If screwball comedies were about criminal entanglements instead of romantic ones - and if they featured dialogue by Truman Capote - they would resemble this delightful adventure spoof. Jennifer Jones plays a compulsive liar traveling to Africa with her husband when she meets Humphrey Bogart, who’s been enlisted by a group of criminals (including Robert Morley and Peter Lorre) eager to acquire a uranium mine. Bogart lost a bundle of money and several teeth making the film, but it remains among the most distinctive and entertaining of his career.

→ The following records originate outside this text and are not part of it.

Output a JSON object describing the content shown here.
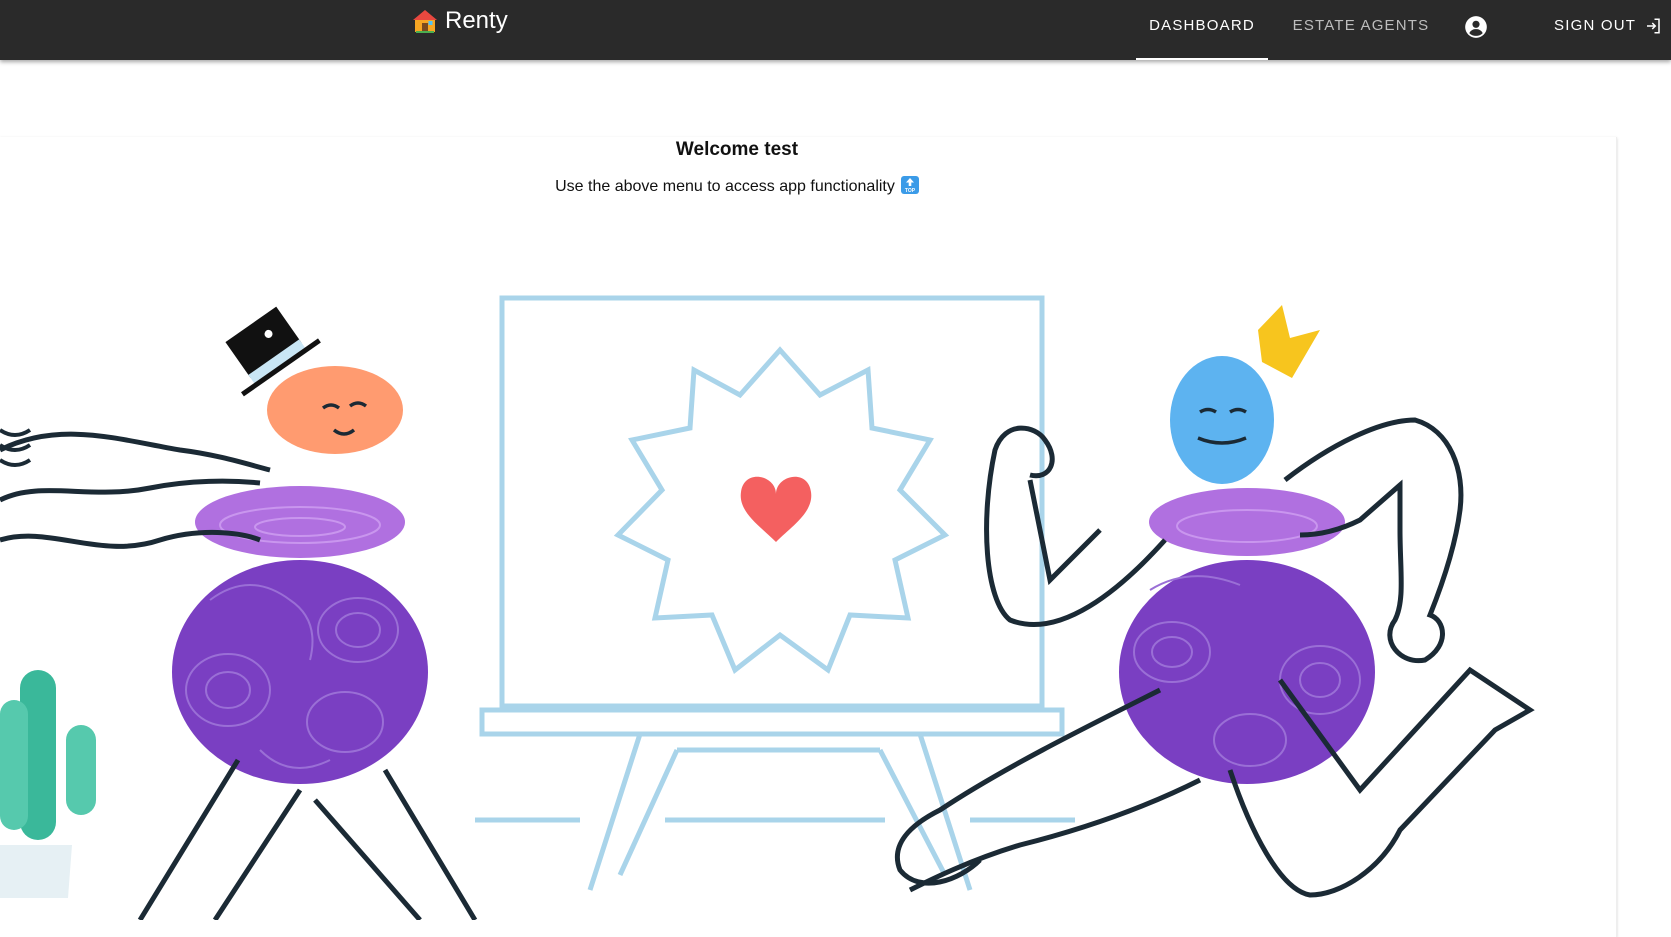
{
  "appbar": {
    "brand": "Renty",
    "brand_icon": "house-emoji",
    "tabs": [
      {
        "label": "Dashboard",
        "active": true
      },
      {
        "label": "Estate Agents",
        "active": false
      }
    ],
    "account_icon": "account-circle-icon",
    "signout_label": "Sign out",
    "signout_icon": "logout-icon"
  },
  "main": {
    "welcome": "Welcome test",
    "subtitle": "Use the above menu to access app functionality",
    "subtitle_icon": "top-arrow-emoji",
    "illustration": "celebration-illustration"
  },
  "colors": {
    "appbar_bg": "#2a2a2a",
    "orange_head": "#ff9b70",
    "blue_head": "#5db3f0",
    "purple_light": "#b070e0",
    "purple_dark": "#7a3fc2",
    "easel_blue": "#a9d4ea",
    "heart": "#f46060",
    "crown": "#f7c51e",
    "cactus": "#3ab89a"
  }
}
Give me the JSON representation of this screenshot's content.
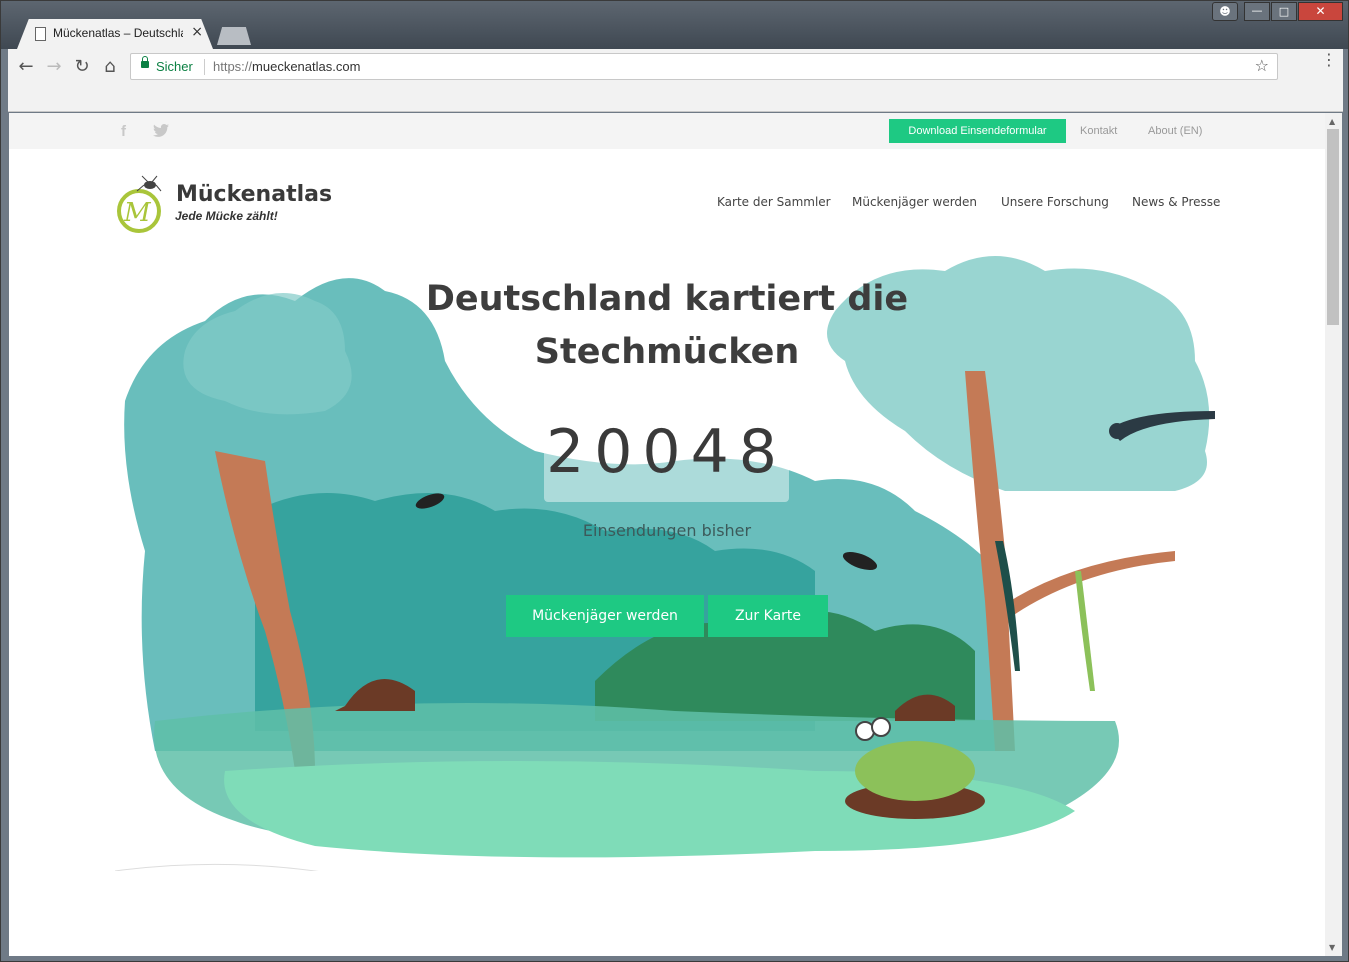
{
  "browser": {
    "tab_title": "Mückenatlas – Deutschla",
    "tab_close": "×",
    "secure_label": "Sicher",
    "url_protocol": "https://",
    "url_host": "mueckenatlas.com",
    "back_icon": "←",
    "forward_icon": "→",
    "reload_icon": "↻",
    "home_icon": "⌂",
    "star_icon": "☆",
    "menu_icon": "⋮"
  },
  "topbar": {
    "facebook_icon": "f",
    "twitter_icon": "t",
    "download_label": "Download Einsendeformular",
    "kontakt_label": "Kontakt",
    "about_label": "About (EN)"
  },
  "header": {
    "brand": "Mückenatlas",
    "tagline": "Jede Mücke zählt!",
    "nav": [
      {
        "label": "Karte der Sammler"
      },
      {
        "label": "Mückenjäger werden"
      },
      {
        "label": "Unsere Forschung"
      },
      {
        "label": "News & Presse"
      }
    ]
  },
  "hero": {
    "headline_line1": "Deutschland kartiert die",
    "headline_line2": "Stechmücken",
    "count": "20048",
    "count_label": "Einsendungen bisher",
    "cta_primary": "Mückenjäger werden",
    "cta_secondary": "Zur Karte"
  },
  "colors": {
    "accent_green": "#1ec983",
    "teal": "#4fb3b0",
    "water": "#7fd9b8"
  }
}
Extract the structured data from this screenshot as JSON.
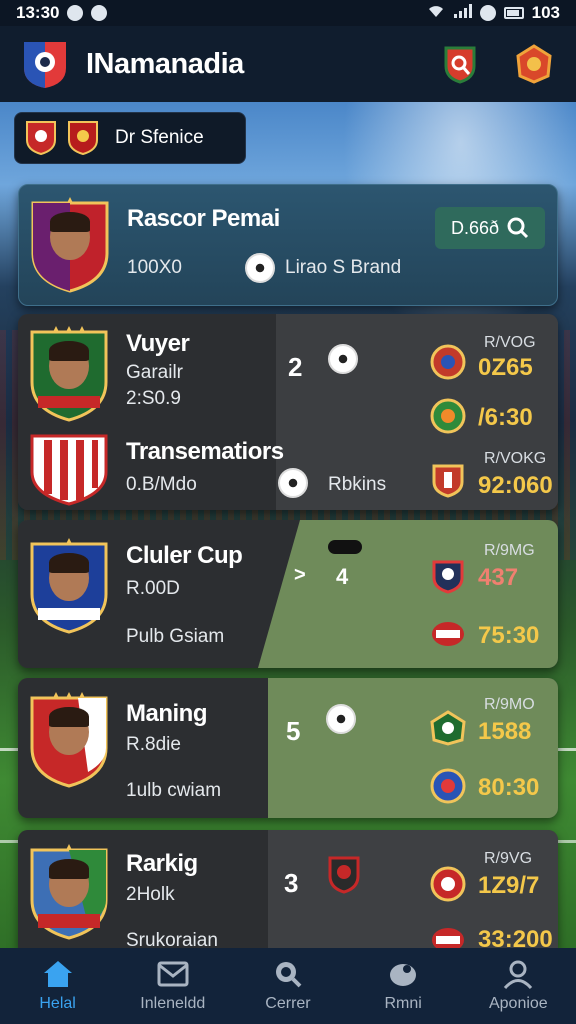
{
  "status_bar": {
    "time": "13:30",
    "battery": "103"
  },
  "app_bar": {
    "title": "INamanadia"
  },
  "filter": {
    "label": "Dr Sfenice"
  },
  "featured": {
    "name": "Rascor Pemai",
    "stat": "100X0",
    "club": "Lirao S Brand",
    "action": "D.66ð"
  },
  "matches": [
    {
      "rows": [
        {
          "title": "Vuyer",
          "sub1": "Garailr",
          "sub2": "2:S0.9",
          "score": "2",
          "label": "R/VOG",
          "value": "0Z65"
        },
        {
          "title": "",
          "sub1": "",
          "sub2": "",
          "score": "",
          "label": "",
          "value": "/6:30"
        }
      ]
    },
    {
      "rows": [
        {
          "title": "Transematiors",
          "sub1": "0.B/Mdo",
          "extra": "Rbkins",
          "label": "R/VOKG",
          "value": "92:060"
        }
      ]
    },
    {
      "rows": [
        {
          "title": "Cluler Cup",
          "sub1": "R.00D",
          "sub2": "Pulb Gsiam",
          "score": "4",
          "label": "R/9MG",
          "value": "437",
          "value2": "75:30"
        }
      ]
    },
    {
      "rows": [
        {
          "title": "Maning",
          "sub1": "R.8die",
          "sub2": "1ulb cwiam",
          "score": "5",
          "label": "R/9MO",
          "value": "1588",
          "value2": "80:30"
        }
      ]
    },
    {
      "rows": [
        {
          "title": "Rarkig",
          "sub1": "2Holk",
          "sub2": "Srukoraian",
          "score": "3",
          "label": "R/9VG",
          "value": "1Z9/7",
          "value2": "33:200"
        }
      ]
    }
  ],
  "bottom_nav": [
    {
      "label": "Helal",
      "icon": "home-icon"
    },
    {
      "label": "Inleneldd",
      "icon": "mail-icon"
    },
    {
      "label": "Cerrer",
      "icon": "search-icon"
    },
    {
      "label": "Rmni",
      "icon": "ball-icon"
    },
    {
      "label": "Aponioe",
      "icon": "profile-icon"
    }
  ],
  "colors": {
    "accent_blue": "#3aa3f0",
    "time_yellow": "#f4c84a",
    "time_red": "#f08070",
    "panel_green": "#6f8b5a",
    "featured_teal": "#2c5670"
  }
}
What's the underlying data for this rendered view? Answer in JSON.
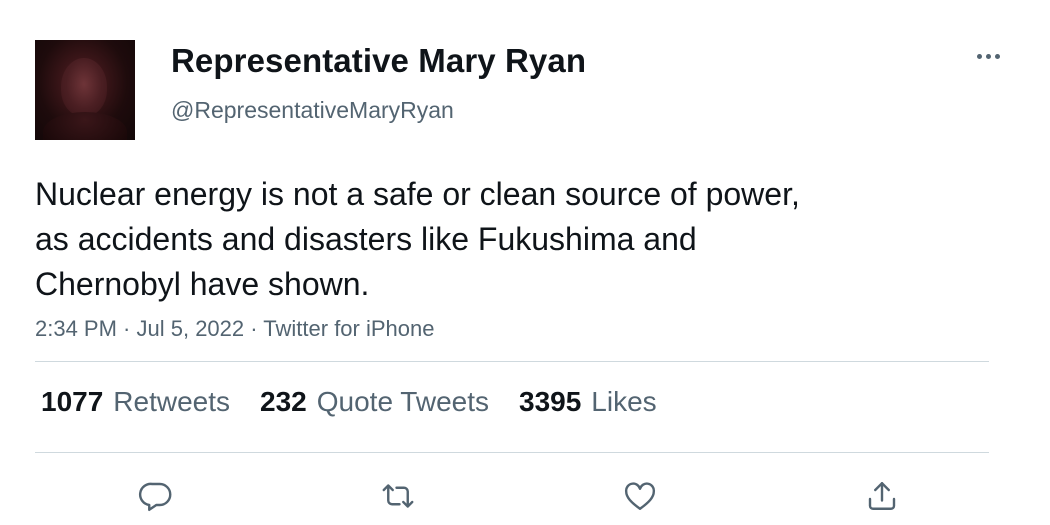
{
  "user": {
    "display_name": "Representative Mary Ryan",
    "handle": "@RepresentativeMaryRyan"
  },
  "tweet": {
    "text": "Nuclear energy is not a safe or clean source of power,\nas accidents and disasters like Fukushima and\nChernobyl have shown.",
    "time": "2:34 PM",
    "date": "Jul 5, 2022",
    "source": "Twitter for iPhone",
    "separator": " · "
  },
  "stats": {
    "retweets": {
      "count": "1077",
      "label": "Retweets"
    },
    "quote_tweets": {
      "count": "232",
      "label": "Quote Tweets"
    },
    "likes": {
      "count": "3395",
      "label": "Likes"
    }
  },
  "actions": {
    "icons": [
      "reply-icon",
      "retweet-icon",
      "like-icon",
      "share-icon"
    ]
  },
  "colors": {
    "text_primary": "#0f1419",
    "text_secondary": "#536471",
    "divider": "#cfd9de",
    "background": "#ffffff"
  }
}
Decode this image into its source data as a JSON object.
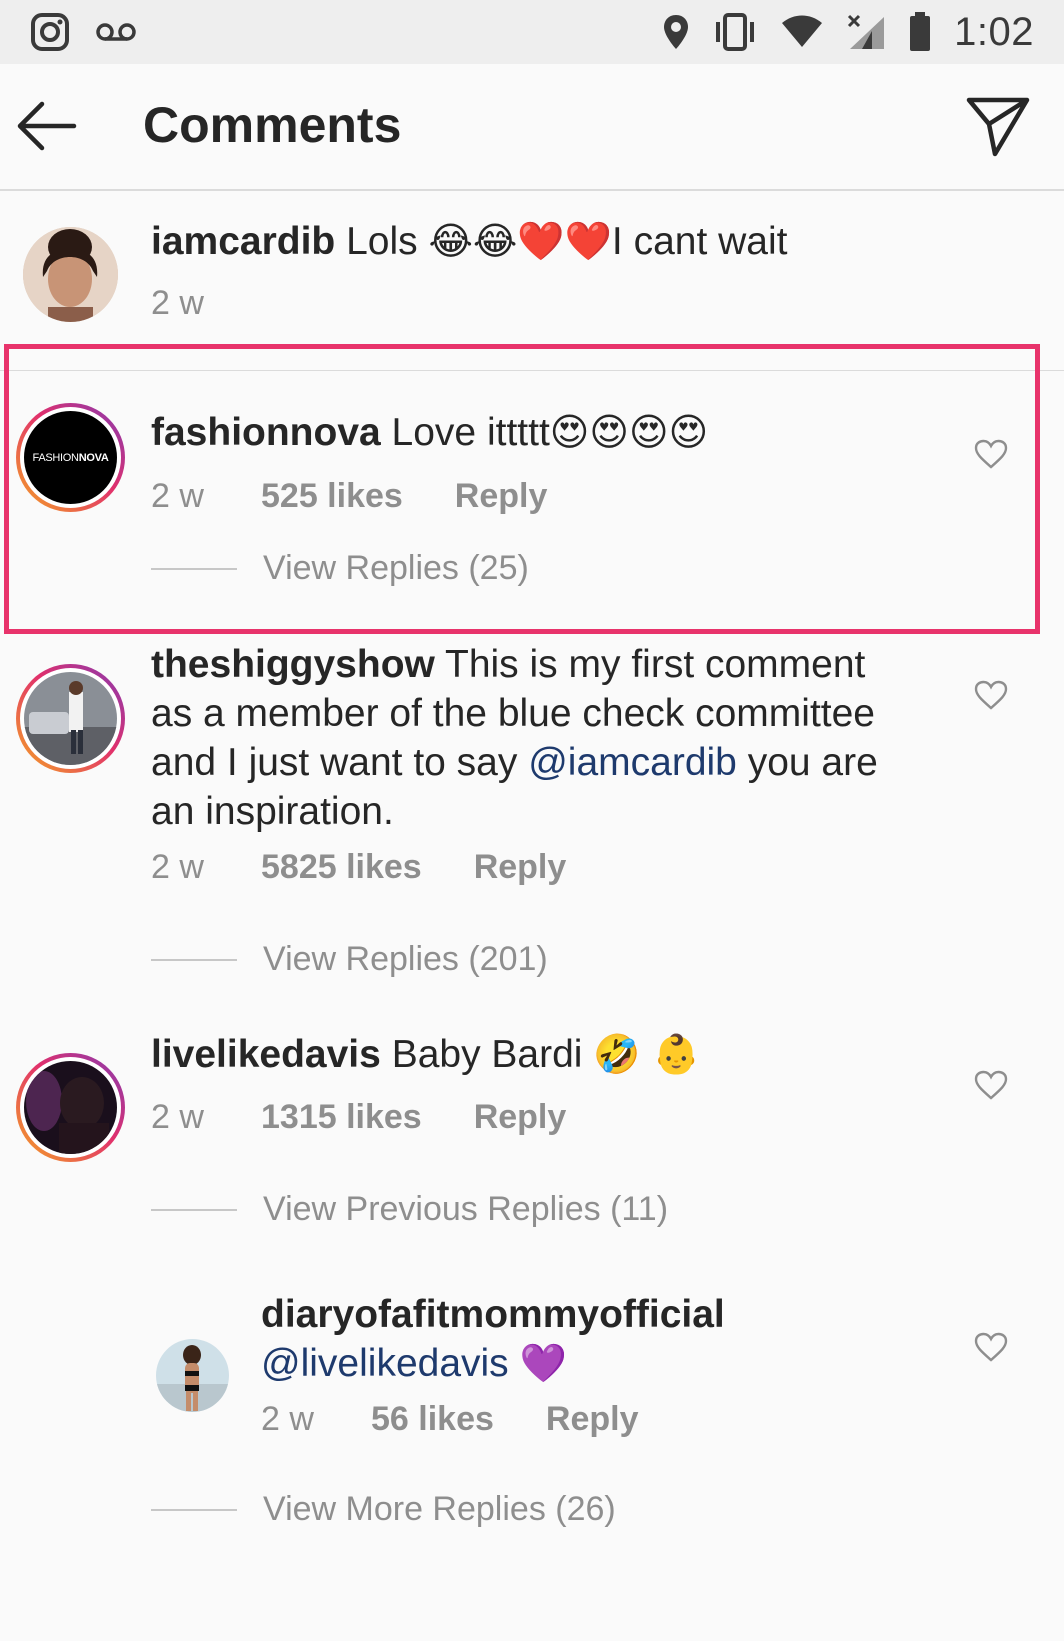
{
  "status_bar": {
    "time": "1:02",
    "left_icons": [
      "instagram-icon",
      "voicemail-icon"
    ],
    "right_icons": [
      "location-icon",
      "vibrate-icon",
      "wifi-icon",
      "no-signal-icon",
      "battery-icon"
    ]
  },
  "header": {
    "title": "Comments",
    "back_icon": "arrow-left-icon",
    "share_icon": "send-icon"
  },
  "comments": [
    {
      "username": "iamcardib",
      "text": "Lols",
      "emoji": "😂😂❤️❤️",
      "text_after": "I cant wait",
      "time": "2 w"
    },
    {
      "username": "fashionnova",
      "text": "Love ittttt",
      "emoji": "😍😍😍😍",
      "time": "2 w",
      "likes": "525 likes",
      "reply": "Reply",
      "view_replies": "View Replies (25)",
      "avatar_text": "FASHION",
      "avatar_text_bold": "NOVA"
    },
    {
      "username": "theshiggyshow",
      "text_1": "This is my first comment",
      "text_2": "as a member of the blue check committee",
      "text_3": "and I just want to say",
      "mention": "@iamcardib",
      "text_4": "you are",
      "text_5": "an inspiration.",
      "time": "2 w",
      "likes": "5825 likes",
      "reply": "Reply",
      "view_replies": "View Replies (201)"
    },
    {
      "username": "livelikedavis",
      "text": "Baby Bardi",
      "emoji": "🤣 👶",
      "time": "2 w",
      "likes": "1315 likes",
      "reply": "Reply",
      "view_replies": "View Previous Replies (11)"
    },
    {
      "username": "diaryofafitmommyofficial",
      "mention": "@livelikedavis",
      "emoji": "💜",
      "time": "2 w",
      "likes": "56 likes",
      "reply": "Reply",
      "view_replies": "View More Replies (26)"
    }
  ],
  "colors": {
    "highlight_border": "#e8336b",
    "mention": "#1e3a6d",
    "muted": "#8e8e8e"
  }
}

Costarring Gina Lollobrigida.


THE MAN WHO WOULD BE KING
1975, Warner Bros., 129 min, USA, Dir: John Huston

Michael Caine and Sean Connery are two British soldier-pals trying to bamboozle high priests of remote Kafiristan into turning over their riches by convincing them that Connery is a god. With Christopher Plummer as Rudyard Kipling (whose short story inspired the film).


KEY LARGO
1948, Warner Bros., 101 min, USA, Dir: John Huston

Humphrey Bogart is Frank McCloud, a down-on-his-luck veteran visiting the father (Lionel Barrymore) and sister (Lauren Bacall) of his dead WWII buddy at their Florida Keys hotel just as a hurricane is about to hit. To make matters worse, on-the-run mobster Johnny Rocco (Edward G. Robinson) has decided to lay low there with his moll (Claire Trevor) and henchmen (among them, evil Thomas Gomez) while waiting to abscond to Cuba. One of Huston’s finest films, based on Maxwell Anderson’s stage play.